De groep echter enkel daarom onthouden is teveel oneer, er schuilt zoveel meer in deze band dan de - weliswaar - imposante indruk die de frontman maakt. Bezieling is misschien wel het meest toepasselijke kernwoord dat voor zowel zanger als muzikanten van toepassing is. Er wordt gespeeld alsof hun leven er van afhangt en de muziek schuwt de grote emoties niet, integendeel. De songs zijn als rauwe verhalen waar drama, melancholie, de donkere kant van het bestaan en duistere gedachten van angst en wanhoop in doorklinken. De groep slaat en zalft. Met momenten klinkt het hondsbrutaal en schreeuwt Robinson zich schor terwijl de rest van de band (bas, drum, gitaar) alle remmen losgooit, maar wat later likt de band stil jankend haar wonden. Gemakkelijkheidshalve wordt de groep in het noiserock-genre gecatalogiseerd maar elementen van blues, jazz en filmmuziek zijn ook prominent aanwezig. De 'zang' van Robinson is om het zacht te zeggen nogal onorthodox. Toonvastheid en zuiverheid is aan hem niet besteedt, in de plaats hoor je een man die schreeuwt, tiert, roept en brult maar even goed al kreunend hijgend, snotterend, neuzelend, rochelend en fluisterend zijn boodschap verkondigt. Hevig getormenteerd tracht Robinson zijn innerlijke en uiterlijke demonen te bezweren en dat lijken er veel. Waanzin, wanhoop, verlossing, berusting, het lijstje is lang. Ieder nummer is een strijd. Beelden van zowel euforische al dan niet marginale alcohol- of drugsuitspattingen als vechtpartijen passeren de revue, het zich dronken laven aan het leven zeg maar. Maar even goed overheerst er de sfeer van de ontnuchterende werkelijkheid van de dag erna, de kille dagdagelijkse troosteloze realiteit van koude appartementsblokken, de files in de bank en het postkantoor, de smakeloze hap in het fastfoodrestaurant, de niet opgekuiste straten vol dolende zielen en de ongezelligheid van de ondergrondse. Een en ander vertaalde zich in gitzwarte pareltjes als An Evil Heat, Serenade In Red, Fuckfest en King Of The Jews op labels als Neurot en Hydrahead (recent helaas ter ziele gegaan).
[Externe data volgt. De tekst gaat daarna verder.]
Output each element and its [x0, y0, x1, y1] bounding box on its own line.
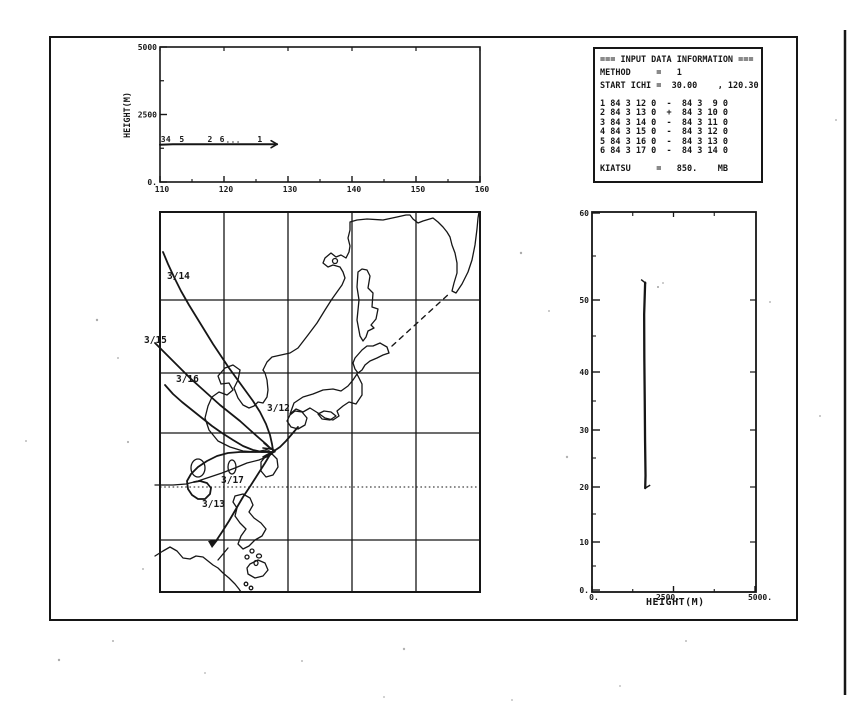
trajectory-date-label-3-17: 3/17 [221, 475, 244, 486]
height-profile-dotted-segment [232, 141, 234, 143]
left-plot-x-tick-label: 140 [347, 185, 362, 194]
island-sulu-islet-2 [249, 586, 253, 590]
right-plot-x-tick-label: 5000. [748, 593, 772, 602]
speck [96, 319, 98, 321]
left-plot-x-tick-label: 120 [219, 185, 234, 194]
speck [301, 660, 303, 662]
left-plot-frame [160, 47, 480, 182]
latitude-profile-line [644, 283, 645, 489]
speck [112, 640, 114, 642]
left-plot-y-tick-label: 5000 [138, 43, 157, 52]
speck [520, 252, 522, 254]
trajectory-start-point [272, 449, 276, 453]
info-start-position-line: START ICHI = 30.00 , 120.30 [595, 80, 761, 93]
right-plot-y-tick-label: 10 [579, 538, 589, 547]
speck [819, 415, 821, 417]
right-plot-y-tick-label: 50 [579, 296, 589, 305]
trajectory-date-label-3-12: 3/12 [267, 403, 290, 414]
coastline-china-coast-through-start-point [155, 365, 274, 485]
info-trajectory-date-rows: 1 84 3 12 0 - 84 3 9 02 84 3 13 0 + 84 3… [595, 100, 761, 156]
right-plot-frame [592, 212, 756, 592]
speck [769, 301, 771, 303]
left-plot-y-tick-label: 2500 [138, 111, 157, 120]
height-profile-point-label: 6 [220, 135, 225, 144]
coastline-hokkaido [353, 343, 389, 373]
trajectory-date-label-3-14: 3/14 [167, 271, 190, 282]
traj-3-12 [274, 427, 298, 451]
height-profile-point-label: 5 [179, 135, 184, 144]
height-profile-point-label: 4 [166, 135, 171, 144]
kuril-islands-dashed-line [392, 293, 450, 346]
speck [142, 568, 144, 570]
left-plot-x-tick-label: 130 [283, 185, 298, 194]
speck [662, 282, 664, 284]
coastline-palawan [218, 548, 228, 560]
height-profile-dotted-segment [227, 141, 229, 143]
right-plot-x-axis-title: HEIGHT(M) [646, 597, 705, 608]
speck [204, 672, 206, 674]
printout-page: 0.250050001101201301401501603452610.1020… [0, 0, 848, 712]
speck [548, 310, 550, 312]
speck [127, 441, 129, 443]
right-plot-x-tick-label: 0. [589, 593, 599, 602]
speck [58, 659, 60, 661]
right-plot-y-tick-label: 30 [579, 426, 589, 435]
right-plot-y-tick-label: 20 [579, 483, 589, 492]
trajectory-date-label-3-13: 3/13 [202, 499, 225, 510]
left-plot-x-tick-label: 110 [155, 185, 170, 194]
map-frame [160, 212, 480, 592]
left-plot-x-tick-label: 160 [475, 185, 490, 194]
speck [685, 640, 687, 642]
speck [566, 456, 568, 458]
speck [403, 648, 405, 650]
left-plot-y-axis-title: HEIGHT(M) [123, 79, 133, 151]
speck [511, 699, 513, 701]
trajectory-date-label-3-15: 3/15 [144, 335, 167, 346]
info-box-title: === INPUT DATA INFORMATION === [595, 54, 761, 67]
island-visayas-islet-2 [257, 554, 262, 558]
left-plot-x-tick-label: 150 [411, 185, 426, 194]
speck [835, 119, 837, 121]
speck [619, 685, 621, 687]
coastline-borneo [155, 547, 241, 592]
right-plot-y-tick-label: 40 [579, 368, 589, 377]
speck [657, 286, 659, 288]
trajectory-date-label-3-16: 3/16 [176, 374, 199, 385]
height-profile-dotted-segment [237, 141, 239, 143]
island-amur-islet [333, 259, 338, 264]
right-plot-y-tick-label: 0. [579, 586, 589, 595]
speck [25, 440, 27, 442]
coastline-honshu [290, 374, 362, 420]
coastline-korea-peninsula [234, 370, 268, 408]
speck [117, 357, 119, 359]
input-data-info-box: === INPUT DATA INFORMATION === METHOD = … [593, 47, 763, 183]
right-plot-y-tick-label: 60 [579, 209, 589, 218]
info-pressure-line: KIATSU = 850. MB [595, 163, 761, 176]
traj-3-16 [165, 385, 269, 452]
island-visayas-islet-1 [250, 549, 254, 553]
info-data-row: 6 84 3 17 0 - 84 3 14 0 [595, 147, 761, 156]
coastline-sakhalin [357, 269, 378, 341]
speck [383, 696, 385, 698]
info-method-line: METHOD = 1 [595, 67, 761, 80]
height-profile-point-label: 1 [257, 135, 262, 144]
island-cheju-island [228, 460, 236, 474]
island-sulu-islet-1 [244, 582, 248, 586]
height-profile-point-label: 2 [208, 135, 213, 144]
island-visayas-islet-3 [245, 555, 249, 559]
coastline-luzon [233, 494, 266, 549]
height-profile-line [160, 144, 277, 145]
Volgend jaar komt de opvolger van het filmische 'The Narcotic Story' uit (uit 2007 op Hydra Head records) en in afwachting daarvan besloten gitarist Niko Wenner en Eugene Robinson om een selectie van oudere songs in een nieuw jasje te steken. Blazers (koper en riet) en strijkers zullen daarbij worden ingezet. De songs, vaak theatraal van aard, zijn dan ook heel geschikt om met een dergelijke begeleiding te worden ingekleed. De vereiste is wel dat die blazer en string-sectie sterk genoeg uit de verf zal moeten komen om de theatraliteit van Robinson te kunnen flankeren en evenaren. Oxbow-fans nemen immers geen genoegen met afgebleekte, fletse vertoningen van de vele killer en murder ballads. Nu ja, we willen de eerste muzikant nog wel tegenkomen die het aandurft om het podium te delen met Eugene Robinson en zich er dan routineus en te zelfgenoegzeaam van af te willen maken. Dat zou al een unieke show op zich moeten opleveren.